People v. Miller

People v Miller (2017 NY Slip Op 07645)
People v Miller
2017 NY Slip Op 07645
Decided on November 2, 2017
Appellate Division, Third Department
Published by New York State Law Reporting Bureau pursuant to Judiciary Law § 431.
This opinion is uncorrected and subject to revision before publication in the Official Reports.


Decided and Entered: November 2, 2017

107828

[*1]THE PEOPLE OF THE STATE OF NEW YORK, Respondent,

v

MICHELLE MILLER, Appellant.


Calendar Date: September 19, 2017
Before: McCarthy, J.P., Garry, Clark, Mulvey and Aarons, JJ.

Rebecca L. Fox, Plattsburgh, for appellant.

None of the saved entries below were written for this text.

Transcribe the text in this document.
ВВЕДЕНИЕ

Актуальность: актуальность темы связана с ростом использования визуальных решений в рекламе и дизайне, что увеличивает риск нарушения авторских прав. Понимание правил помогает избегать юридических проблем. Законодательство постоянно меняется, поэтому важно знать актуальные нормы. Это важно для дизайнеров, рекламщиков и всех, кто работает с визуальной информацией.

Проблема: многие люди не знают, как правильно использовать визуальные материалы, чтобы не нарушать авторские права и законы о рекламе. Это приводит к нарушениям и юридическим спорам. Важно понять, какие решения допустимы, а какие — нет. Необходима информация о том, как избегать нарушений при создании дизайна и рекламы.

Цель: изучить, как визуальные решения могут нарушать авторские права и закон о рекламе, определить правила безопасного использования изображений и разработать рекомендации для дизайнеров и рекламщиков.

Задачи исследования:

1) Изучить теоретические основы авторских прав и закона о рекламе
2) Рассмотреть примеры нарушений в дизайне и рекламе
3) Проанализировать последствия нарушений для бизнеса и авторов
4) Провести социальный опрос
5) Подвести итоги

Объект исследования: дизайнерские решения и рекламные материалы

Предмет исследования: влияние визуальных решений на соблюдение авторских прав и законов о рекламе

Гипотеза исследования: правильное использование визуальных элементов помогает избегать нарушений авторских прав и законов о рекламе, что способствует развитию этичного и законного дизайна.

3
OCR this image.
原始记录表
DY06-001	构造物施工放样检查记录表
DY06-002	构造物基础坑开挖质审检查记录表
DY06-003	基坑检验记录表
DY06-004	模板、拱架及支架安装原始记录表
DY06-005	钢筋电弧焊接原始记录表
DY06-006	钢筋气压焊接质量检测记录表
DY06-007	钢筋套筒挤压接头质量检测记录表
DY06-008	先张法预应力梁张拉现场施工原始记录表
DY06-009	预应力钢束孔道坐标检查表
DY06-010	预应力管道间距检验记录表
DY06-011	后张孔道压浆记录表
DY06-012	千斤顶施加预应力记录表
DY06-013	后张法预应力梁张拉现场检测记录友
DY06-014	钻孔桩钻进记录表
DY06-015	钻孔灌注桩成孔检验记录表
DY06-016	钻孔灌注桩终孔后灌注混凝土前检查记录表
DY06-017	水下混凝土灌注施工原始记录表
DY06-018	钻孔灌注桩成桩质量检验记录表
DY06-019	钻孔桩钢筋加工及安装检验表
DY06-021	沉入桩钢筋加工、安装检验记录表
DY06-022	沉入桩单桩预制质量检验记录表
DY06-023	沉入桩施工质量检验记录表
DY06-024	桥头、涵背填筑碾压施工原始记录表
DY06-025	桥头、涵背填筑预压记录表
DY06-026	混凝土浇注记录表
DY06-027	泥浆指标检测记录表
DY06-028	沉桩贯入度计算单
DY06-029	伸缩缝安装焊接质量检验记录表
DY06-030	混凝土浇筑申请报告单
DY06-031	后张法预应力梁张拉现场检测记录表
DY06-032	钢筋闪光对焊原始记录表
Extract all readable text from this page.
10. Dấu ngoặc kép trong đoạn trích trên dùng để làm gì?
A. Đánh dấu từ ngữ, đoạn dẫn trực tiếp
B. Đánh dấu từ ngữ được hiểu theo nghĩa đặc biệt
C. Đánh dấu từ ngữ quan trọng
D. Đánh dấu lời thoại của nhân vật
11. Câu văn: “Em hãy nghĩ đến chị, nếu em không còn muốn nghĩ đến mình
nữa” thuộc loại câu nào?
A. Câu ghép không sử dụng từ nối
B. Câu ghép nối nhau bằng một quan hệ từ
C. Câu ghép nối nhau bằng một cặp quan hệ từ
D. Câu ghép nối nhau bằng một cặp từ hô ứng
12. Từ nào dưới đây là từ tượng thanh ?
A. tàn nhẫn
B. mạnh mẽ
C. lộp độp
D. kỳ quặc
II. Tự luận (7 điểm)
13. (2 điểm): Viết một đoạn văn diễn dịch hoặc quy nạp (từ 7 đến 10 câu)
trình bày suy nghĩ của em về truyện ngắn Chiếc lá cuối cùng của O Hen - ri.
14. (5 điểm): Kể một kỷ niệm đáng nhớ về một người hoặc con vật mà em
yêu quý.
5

Andrew J. Wylie, District Attorney, Plattsburgh (Jeffrey C. Stitt of counsel), for respondent.



MEMORANDUM AND ORDER

Appeal from a judgment of the County Court of Franklin County (Main Jr., J.), rendered September 29, 2014, convicting defendant upon her plea of guilty of the crime of rape in the third degree (two counts).

In September 2014, defendant waived indictment and consented to be prosecuted by a superior court information (hereinafter SCI) charging her with two counts of rape in the third degree and two counts of criminal sexual act in the third degree. Pursuant to a plea agreement, defendant pleaded guilty to two counts of rape in the third degree in full satisfaction of the remaining charges in the SCI, as well as any uncharged crimes relating to the victims detailed in the SCI, and waived her right to appeal. In exchange for defendant's guilty plea, the People promised to recommend a prison sentence of 1½ years on each count, to run consecutively, and County Court agreed to impose a

prison sentence of no more than 2½ years on each count, to run consecutively, with a period of postrelease supervision of no more than 10 years. Consistent with the foregoing terms of the plea agreement, County Court sentenced defendant to, among other things, consecutive prison terms of 2½ years to be followed by 10 years of postrelease supervision. Defendant now appeals.

We affirm. The record of the plea allocution reflects that an appeal waiver was recited up front as a condition of the plea agreement and that defendant's waiver of appeal was knowing, voluntary and intelligent (see People v Sanders, 25 NY3d 337, 341 [2015]; People v Lopez, 6 NY3d 248, 256 [2006]; People v Howe, 150 AD3d 1321, 1322 [2017]). County Court explained to defendant that she would ordinarily retain the right to appeal any decision, order or ruling of the trial court that she believed to be incorrect or otherwise inappropriate, but that the plea [*2]agreement offered required that she give up that right with certain exceptions, ascertained that defendant had a sufficient opportunity to discuss the waiver with counsel and understood its meaning and did not impermissibly lump this right with the other appellate rights automatically forfeited by a guilty plea (see People v Lopez, 6 NY3d at 256; People v Fishel, 128 AD3d 15, 17 [2015]). "As defendant's understanding and acceptance of the terms of the plea agreement, including the appeal waiver, are apparent on the face of the record, the waiver of appeal is enforceable" (People v Forget, 136 AD3d 1115, 1116 [2016] [internal quotation marks and citations omitted], lv denied 28 NY3d 929 [2016]; see People v Sanders, 25 NY3d at 340-341). Given defendant's valid appeal waiver, she is foreclosed from challenging the agreed-upon sentence as harsh and excessive (see People v Pacherille, 25 NY3d 1021, 1023-1024 [2015]; People v Lopez, 6 NY3d at 256; People v Garry, 133 AD3d 1039, 1040 [2015], lv dismissed 27 NY3d 1046 [2016]).

McCarthy, J.P., Garry, Clark, Mulvey and Aarons, JJ., concur.

ORDERED that the judgment is affirmed.